Though he may appreciate excitement at work, he prefers to spend his down time in a much quieter way. Like Thoreau who went to the woods because he wished to live deliberately, Willhoite welcomes any opportunity to spend time in the Rocky Mountains, on foot or on bike.
“It’s so big there, so natural. You can still find those pristine places where there is no one there but you. It’s quiet and peaceful,” he said.
Growing up on his family’s farm, Willhoite fell in love with the freedom that his first bicycle brought him, and quickly set his sights on something bigger and faster. He achieved his dream just a few years later after hauling hay all summer; he bought his first motorcycle when he was 13 years old. He was hooked. Soon, he was even riding competitively in area motor cross events; something he did until just a few years ago. His family support and share his passion for bikes. Lyn, his wife of 28 years and daughter Kathryn support him, and son Michael shares with him too. The pair has competed together in mountain bike races all over Oklahoma and Arkansas.

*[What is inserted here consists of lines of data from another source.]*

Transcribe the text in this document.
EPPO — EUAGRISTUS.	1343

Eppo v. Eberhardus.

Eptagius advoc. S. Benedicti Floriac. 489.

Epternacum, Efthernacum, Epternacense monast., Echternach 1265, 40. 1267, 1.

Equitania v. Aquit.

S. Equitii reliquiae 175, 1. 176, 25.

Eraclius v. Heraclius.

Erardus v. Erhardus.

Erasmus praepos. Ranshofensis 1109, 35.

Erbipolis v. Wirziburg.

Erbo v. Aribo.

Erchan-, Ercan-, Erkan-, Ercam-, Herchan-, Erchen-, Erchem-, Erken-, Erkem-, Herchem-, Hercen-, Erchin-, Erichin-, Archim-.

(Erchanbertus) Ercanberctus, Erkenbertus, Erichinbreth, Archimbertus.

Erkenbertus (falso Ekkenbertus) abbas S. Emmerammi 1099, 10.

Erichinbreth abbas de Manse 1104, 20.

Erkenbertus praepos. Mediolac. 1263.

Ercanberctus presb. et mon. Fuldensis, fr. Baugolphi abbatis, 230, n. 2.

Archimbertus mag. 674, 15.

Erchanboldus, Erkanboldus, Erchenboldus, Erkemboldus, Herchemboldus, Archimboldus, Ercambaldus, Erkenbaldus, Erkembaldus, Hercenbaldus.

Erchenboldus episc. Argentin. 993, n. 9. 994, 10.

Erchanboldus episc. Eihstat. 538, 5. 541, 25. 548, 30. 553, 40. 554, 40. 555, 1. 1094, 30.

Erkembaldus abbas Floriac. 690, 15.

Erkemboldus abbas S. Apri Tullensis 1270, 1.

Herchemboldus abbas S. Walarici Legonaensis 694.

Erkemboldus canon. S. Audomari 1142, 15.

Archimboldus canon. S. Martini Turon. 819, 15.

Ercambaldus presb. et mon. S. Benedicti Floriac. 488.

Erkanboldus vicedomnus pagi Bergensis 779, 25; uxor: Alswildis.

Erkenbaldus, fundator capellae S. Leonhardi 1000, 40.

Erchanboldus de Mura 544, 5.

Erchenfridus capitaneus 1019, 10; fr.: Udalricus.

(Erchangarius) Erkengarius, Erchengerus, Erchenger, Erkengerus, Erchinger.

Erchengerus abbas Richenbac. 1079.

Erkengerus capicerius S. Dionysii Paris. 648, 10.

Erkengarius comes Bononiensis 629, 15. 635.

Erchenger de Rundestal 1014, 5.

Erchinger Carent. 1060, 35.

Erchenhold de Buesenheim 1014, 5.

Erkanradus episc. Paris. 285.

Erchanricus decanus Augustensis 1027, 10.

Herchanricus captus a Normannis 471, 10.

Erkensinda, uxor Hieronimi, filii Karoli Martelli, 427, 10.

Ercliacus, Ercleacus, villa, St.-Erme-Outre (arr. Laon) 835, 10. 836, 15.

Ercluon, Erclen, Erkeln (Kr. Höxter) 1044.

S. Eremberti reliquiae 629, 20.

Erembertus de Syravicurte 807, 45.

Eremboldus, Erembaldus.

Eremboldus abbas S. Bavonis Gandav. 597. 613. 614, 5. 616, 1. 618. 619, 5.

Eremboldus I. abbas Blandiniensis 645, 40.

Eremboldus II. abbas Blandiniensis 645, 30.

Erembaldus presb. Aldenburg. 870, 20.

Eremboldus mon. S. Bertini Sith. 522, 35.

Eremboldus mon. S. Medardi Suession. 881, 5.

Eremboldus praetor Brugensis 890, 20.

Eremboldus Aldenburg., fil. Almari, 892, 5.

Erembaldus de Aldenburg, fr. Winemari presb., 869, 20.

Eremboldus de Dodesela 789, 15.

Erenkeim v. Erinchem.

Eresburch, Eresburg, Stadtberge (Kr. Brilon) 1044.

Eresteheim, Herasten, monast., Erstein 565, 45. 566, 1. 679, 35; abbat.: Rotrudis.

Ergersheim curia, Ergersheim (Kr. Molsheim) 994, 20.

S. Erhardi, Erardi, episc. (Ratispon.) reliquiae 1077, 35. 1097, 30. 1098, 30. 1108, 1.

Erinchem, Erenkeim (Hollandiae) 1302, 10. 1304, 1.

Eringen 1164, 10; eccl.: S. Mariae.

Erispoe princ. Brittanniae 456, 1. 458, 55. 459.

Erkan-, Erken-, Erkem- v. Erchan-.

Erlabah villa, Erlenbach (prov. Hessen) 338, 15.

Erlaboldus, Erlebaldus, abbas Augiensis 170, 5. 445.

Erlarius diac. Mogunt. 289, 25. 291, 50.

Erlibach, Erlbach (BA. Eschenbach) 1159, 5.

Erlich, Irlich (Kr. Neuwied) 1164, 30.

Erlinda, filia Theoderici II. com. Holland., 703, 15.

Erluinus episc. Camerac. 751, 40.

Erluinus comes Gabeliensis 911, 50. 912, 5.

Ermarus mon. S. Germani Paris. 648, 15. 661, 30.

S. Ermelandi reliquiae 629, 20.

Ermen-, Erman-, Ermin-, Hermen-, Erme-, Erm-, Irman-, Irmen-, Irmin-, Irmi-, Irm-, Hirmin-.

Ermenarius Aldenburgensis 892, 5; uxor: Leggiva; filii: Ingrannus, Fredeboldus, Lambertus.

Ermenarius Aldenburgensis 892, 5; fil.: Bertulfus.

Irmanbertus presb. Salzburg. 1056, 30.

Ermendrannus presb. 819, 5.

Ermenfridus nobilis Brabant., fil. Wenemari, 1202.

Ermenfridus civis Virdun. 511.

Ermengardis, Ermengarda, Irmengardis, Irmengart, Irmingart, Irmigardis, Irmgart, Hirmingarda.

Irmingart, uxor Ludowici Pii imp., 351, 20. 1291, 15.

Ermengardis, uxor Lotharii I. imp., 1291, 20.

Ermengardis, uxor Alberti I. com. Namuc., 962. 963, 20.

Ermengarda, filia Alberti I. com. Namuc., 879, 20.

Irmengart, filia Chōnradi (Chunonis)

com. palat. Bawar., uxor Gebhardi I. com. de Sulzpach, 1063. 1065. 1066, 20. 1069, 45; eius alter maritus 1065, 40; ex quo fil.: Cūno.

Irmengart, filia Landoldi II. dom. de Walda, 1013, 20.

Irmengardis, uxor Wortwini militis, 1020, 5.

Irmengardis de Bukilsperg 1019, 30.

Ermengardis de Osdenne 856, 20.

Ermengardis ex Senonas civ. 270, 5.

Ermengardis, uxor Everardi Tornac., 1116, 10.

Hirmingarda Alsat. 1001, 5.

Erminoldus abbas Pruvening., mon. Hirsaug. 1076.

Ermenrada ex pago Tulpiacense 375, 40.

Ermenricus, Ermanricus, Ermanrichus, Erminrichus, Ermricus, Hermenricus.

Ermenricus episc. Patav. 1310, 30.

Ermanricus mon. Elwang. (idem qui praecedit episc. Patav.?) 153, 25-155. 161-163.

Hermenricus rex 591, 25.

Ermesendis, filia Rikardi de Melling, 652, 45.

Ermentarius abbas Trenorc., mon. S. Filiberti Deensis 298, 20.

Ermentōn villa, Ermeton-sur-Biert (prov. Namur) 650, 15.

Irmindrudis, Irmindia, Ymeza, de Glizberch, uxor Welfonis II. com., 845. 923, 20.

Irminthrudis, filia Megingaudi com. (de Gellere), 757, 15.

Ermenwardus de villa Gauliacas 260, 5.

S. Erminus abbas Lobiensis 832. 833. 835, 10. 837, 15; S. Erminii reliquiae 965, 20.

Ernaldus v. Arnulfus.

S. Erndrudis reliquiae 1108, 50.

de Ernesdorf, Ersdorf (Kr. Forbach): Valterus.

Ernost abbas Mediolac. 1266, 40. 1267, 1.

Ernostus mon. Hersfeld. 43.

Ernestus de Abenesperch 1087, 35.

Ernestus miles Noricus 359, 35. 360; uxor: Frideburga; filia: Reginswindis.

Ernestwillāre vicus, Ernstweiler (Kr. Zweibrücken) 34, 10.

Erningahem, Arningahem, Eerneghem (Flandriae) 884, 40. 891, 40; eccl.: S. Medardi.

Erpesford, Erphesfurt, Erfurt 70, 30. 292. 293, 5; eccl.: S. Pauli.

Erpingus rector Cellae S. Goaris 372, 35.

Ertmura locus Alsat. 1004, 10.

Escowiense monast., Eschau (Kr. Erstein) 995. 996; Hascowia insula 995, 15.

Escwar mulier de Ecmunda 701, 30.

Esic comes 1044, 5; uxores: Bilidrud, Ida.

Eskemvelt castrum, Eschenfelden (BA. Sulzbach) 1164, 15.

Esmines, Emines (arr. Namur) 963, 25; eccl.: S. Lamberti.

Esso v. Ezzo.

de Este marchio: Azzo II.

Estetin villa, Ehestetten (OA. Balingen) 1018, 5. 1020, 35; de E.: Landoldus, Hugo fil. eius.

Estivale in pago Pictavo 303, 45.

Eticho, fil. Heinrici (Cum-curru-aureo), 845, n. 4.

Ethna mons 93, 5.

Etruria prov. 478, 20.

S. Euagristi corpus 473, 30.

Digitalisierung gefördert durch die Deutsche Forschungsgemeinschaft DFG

Now riding his 24th motorcycle, a Sportster Harley Davidson, and his Yeti mountain bike that he built from an American made frame, Willhoite still loves the freedom two wheels bring. Both afford him the opportunity to seek out those quiet, still places.
It’s no wonder his bikes will figure prominently in his retirement. He plans on, once he has slept a full week, going back to the Maroon Bells to finish a hike he and Lyn started four years ago. The Maroon Bells, two peaks in the Elk Mountains near Aspen, Colorado, are separated by about a third of a mile and are reputed to be among the most photographed places in Colorado.
“We hiked in on the south side and then it started snowing. By the time we made it to Frigid Air Pass it was snowing so hard we couldn’t see 10 feet in front of us. We want to go back and hike it from one end to the other,” he said.
The couple also plans on beefing up their gear for their return trip. Besides their water filter and cook stove, there will be quite a lot of dried food, of which he remains amazed by both the range and taste.
“Pour out powder, heat it up and magic- you have macaroni and cheese,” he said with a quiet laugh. “You can really carry a lot of dried food without much weight.”
Considering his love of the mountains, it’s no surprise that Willhoite digs ancient history. When he’s not in the mountains, chances are he will be reading about them and the people who inhabited them. Willhoite also reads a lot shop manuals in order to maintain his bikes.
Though he will miss the camaraderie with GRDA coworkers, he is looking forward to retirement. Reflecting on his career in public power, Willhoite has witnessed quite a few changes over the past 30 years. He believes public power benefits Oklahoma and its residents.
“There is no doubt that public power is good for the area, for the state. Because we provide power at a low cost, towns are able to sell it to their customers and fund their fire departments, and police departments. We are really good for the state.”